- Born: 16 November 1882 Avignon, France
- Died: 22 June 1959 (aged 76) Avignon, France
- Education: University of Montpellier
- Occupations: Physician, Entomologist

= Félix Guignot =

French entomologist (1882-1959)

Félix Guignot was a French physician and entomologist, born on 16 November 1882 in Avignon, France.

After studying medicine at the University of Montpellier he established a private practice in his hometown of Avignon. He practiced family medicine and Obstetrics. The region around Avignon provided many excellent opportunities to collect water beetles, including large rivers and the Camargue wetlands. His first entomological article, the description of Siettitia avenionensis, was published in 1925 in the Bulletin of the Entomological Society of France.
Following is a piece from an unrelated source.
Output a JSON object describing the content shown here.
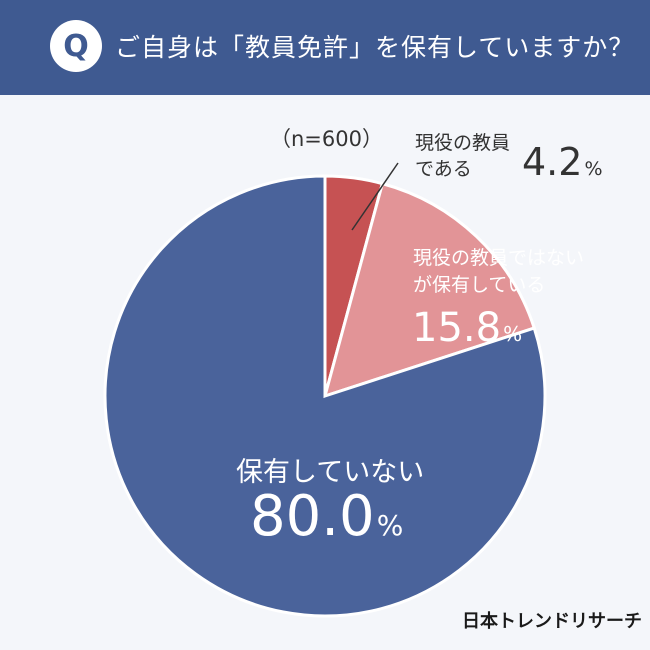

Guignot found the specimen for this description in a basin of water pumped from a farm well, which he had requested while delivering a baby at the farm.
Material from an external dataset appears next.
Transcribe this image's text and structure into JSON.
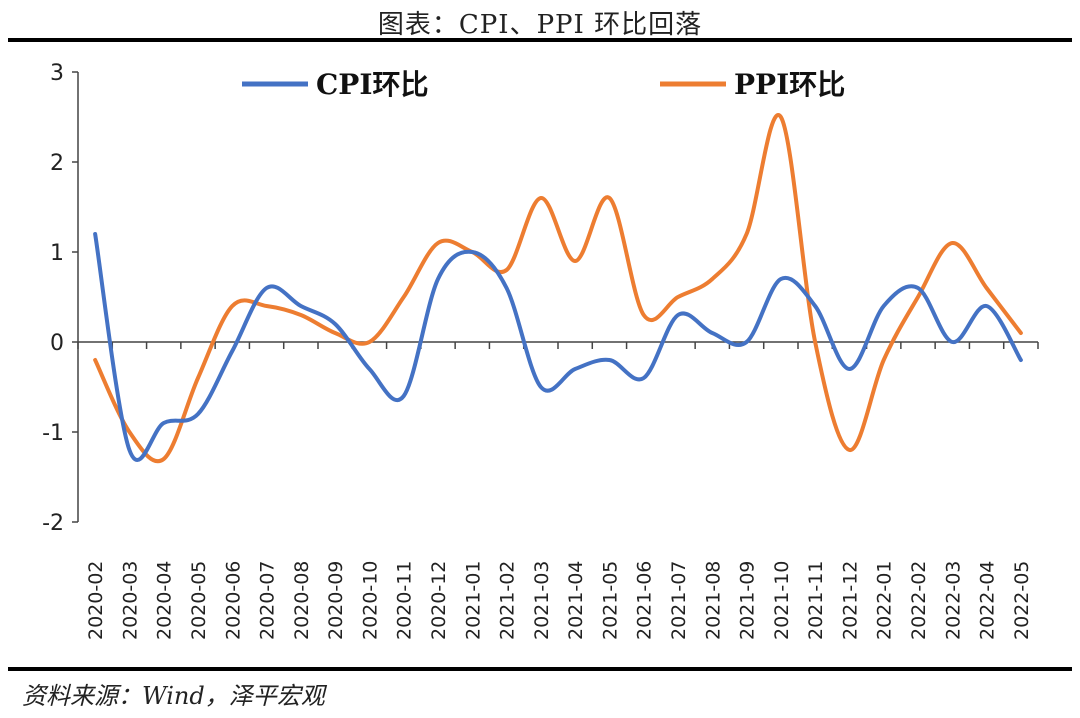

Through his publications of 188 articles Guignot became a recognized expert on hydradephagan water beetles. His classic work, The Hydrocanthares of France, won the 1932 Dollfus prize of the Entomological Society of France. His contributions to science include the description of 514 new species, as well as his entomological collection, which is now housed in the French National Museum of Natural History.

Guignot was a founding member of the Société d’étude des Sciences naturelles de Vaucluse. He served as president of this society for nearly 31 years between 1929 and 1950.